One step ahead for lead engineering companies is to have a fast, reliable and straight-to-the-point CI pipeline. According with DORA Report 2024 (DevOps Four-Key Metrics) CI practices reduce the cost of ongoing software development and maintenance, in addition to increase the productivity of the teams.
The objective of a CI pipeline is to improve the Software Engineer Full-Potential, by the way we have some aspects that contribute with the DevEx (Developer Experience) to achieve this goal:
- Reduce the Cognitive Load Tasks: Using CI tools that support well-known or familiar programming languages, like YAML or SDKs in developers’ preferred languages, helps reduce the cognitive load caused by unfamiliar DSLs — less new things, more the same.
- Keep the Developer Flow State: Simplified CI tools and targeted training help developers maintain flow state by streamlining deployment workflows and reducing the cognitive burden of managing rarely-used tools — a music and a great headphone.

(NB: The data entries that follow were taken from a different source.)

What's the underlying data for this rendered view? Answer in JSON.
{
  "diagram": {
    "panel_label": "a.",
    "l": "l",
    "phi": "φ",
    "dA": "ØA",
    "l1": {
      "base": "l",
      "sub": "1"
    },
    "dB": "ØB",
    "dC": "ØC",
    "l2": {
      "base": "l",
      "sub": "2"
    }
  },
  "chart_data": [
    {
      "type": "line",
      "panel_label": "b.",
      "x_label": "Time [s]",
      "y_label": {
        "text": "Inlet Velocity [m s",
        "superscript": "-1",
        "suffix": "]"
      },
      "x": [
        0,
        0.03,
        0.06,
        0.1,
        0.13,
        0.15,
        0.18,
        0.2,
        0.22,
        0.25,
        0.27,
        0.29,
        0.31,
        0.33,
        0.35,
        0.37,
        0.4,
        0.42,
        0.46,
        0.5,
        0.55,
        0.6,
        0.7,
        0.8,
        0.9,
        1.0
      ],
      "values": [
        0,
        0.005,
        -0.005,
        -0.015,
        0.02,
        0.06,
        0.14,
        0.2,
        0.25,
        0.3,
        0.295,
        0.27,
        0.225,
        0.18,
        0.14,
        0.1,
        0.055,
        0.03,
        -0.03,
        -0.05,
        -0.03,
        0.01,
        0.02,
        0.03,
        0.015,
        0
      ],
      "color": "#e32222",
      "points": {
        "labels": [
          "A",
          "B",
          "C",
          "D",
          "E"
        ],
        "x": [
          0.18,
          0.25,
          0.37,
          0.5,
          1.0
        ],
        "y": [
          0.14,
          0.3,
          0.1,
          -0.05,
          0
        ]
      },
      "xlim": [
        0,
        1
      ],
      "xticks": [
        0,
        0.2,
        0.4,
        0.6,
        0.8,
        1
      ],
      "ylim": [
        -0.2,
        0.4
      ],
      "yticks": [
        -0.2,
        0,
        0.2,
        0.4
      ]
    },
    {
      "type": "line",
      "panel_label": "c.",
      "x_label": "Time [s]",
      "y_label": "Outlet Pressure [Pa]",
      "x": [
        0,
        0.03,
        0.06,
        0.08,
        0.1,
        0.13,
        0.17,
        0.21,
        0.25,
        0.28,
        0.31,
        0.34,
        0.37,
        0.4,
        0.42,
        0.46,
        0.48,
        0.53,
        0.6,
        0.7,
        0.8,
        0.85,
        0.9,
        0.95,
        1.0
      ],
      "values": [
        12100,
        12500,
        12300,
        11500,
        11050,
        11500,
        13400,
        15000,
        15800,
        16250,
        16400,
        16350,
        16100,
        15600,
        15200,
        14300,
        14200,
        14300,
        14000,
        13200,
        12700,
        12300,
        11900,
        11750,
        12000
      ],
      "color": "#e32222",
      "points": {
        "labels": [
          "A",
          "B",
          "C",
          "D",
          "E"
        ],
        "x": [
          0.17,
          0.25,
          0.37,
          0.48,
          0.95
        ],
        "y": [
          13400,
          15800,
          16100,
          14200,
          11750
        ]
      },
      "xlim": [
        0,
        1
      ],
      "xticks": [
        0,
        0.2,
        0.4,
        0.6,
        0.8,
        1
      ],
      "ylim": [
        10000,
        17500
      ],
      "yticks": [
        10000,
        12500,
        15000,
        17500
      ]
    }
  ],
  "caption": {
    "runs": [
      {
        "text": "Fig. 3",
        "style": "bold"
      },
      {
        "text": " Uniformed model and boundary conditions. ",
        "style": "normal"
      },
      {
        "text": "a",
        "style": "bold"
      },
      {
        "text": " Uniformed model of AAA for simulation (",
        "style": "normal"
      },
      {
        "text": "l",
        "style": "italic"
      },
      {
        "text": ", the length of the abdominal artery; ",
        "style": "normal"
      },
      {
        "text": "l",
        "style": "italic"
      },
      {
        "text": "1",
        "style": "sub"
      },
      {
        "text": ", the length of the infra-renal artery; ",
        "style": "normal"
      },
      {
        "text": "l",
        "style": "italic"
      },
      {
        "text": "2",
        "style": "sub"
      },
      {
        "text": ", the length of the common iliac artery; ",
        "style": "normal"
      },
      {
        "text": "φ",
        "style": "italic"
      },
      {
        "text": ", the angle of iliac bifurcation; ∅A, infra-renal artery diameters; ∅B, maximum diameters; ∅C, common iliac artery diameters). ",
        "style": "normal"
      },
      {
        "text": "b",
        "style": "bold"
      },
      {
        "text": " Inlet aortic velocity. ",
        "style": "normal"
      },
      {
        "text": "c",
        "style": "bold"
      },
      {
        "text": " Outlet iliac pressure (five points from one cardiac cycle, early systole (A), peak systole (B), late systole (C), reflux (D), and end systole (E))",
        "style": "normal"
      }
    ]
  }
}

- Increase the Feedback Loops: Improving CI pipeline observability, building a knowledge base of common errors, and integrating an LLM-based bot can accelerate feedback loops and enable developers to troubleshoot issues independently — logs is the new old feedback.
For now, we split at five stages of a CI pipeline to put in practice a good DevEx for your teammates:
- Automate Builds: Automated builds ensure new changes integrate with the existing code and verify your dependencies. With a well-configured CI pipeline, the build step prevent a codification error from being merged into the main branch, protecting the work of other team members who depend on a stable codebase. When a build is successful, it qualifies the application for further testing.
Example tools: Gradle, Maven. - Shift-Left Testing: In a CI pipeline, anticipating defects is a paramount and there are tools that can do this even on the developer’s machine during coding time. However, having a second defense in the pipeline can be a winning strategy.
Example tools: SonarQube IDE. - Automate Tests: Tests it’s the midway of a CI pipeline. We have classic Test Pyramid for this stage, starting with Unit Tests (focused on faster and rapid feedback for developer), Integration Tests (focused on testing the another part of the code without changed) and End-to-End Tests (focused on Priority-Zero-Test strategy: balance with critical flows and great coverage).
Example tools: Pytest and Jest (for Unit), TestContainers and Mocha (for Integration), Cypress and Robot Framework (for E2E). - Quality Check: Test Observability Dashboards can produce a bird’s eye view of the release, comparing it to previous versions, showing flaky tests, presenting new areas in the code contain new defects.
Example tools: Datadog or Grafana. - Security Scan: Integrating security checks into your CI pipeline ensures your code stays maintainable and secure. Tools like SonarQube can automatically scan your codebase to identify issues such as bugs, code smells and technical debt, supporting a great feedback loop for the developer.
Example tools: SNYK or SonarQube.
All of these practices take a certain amount of effort to implement, but once done, it doesn’t take much effort to maintain — Martin Fowler.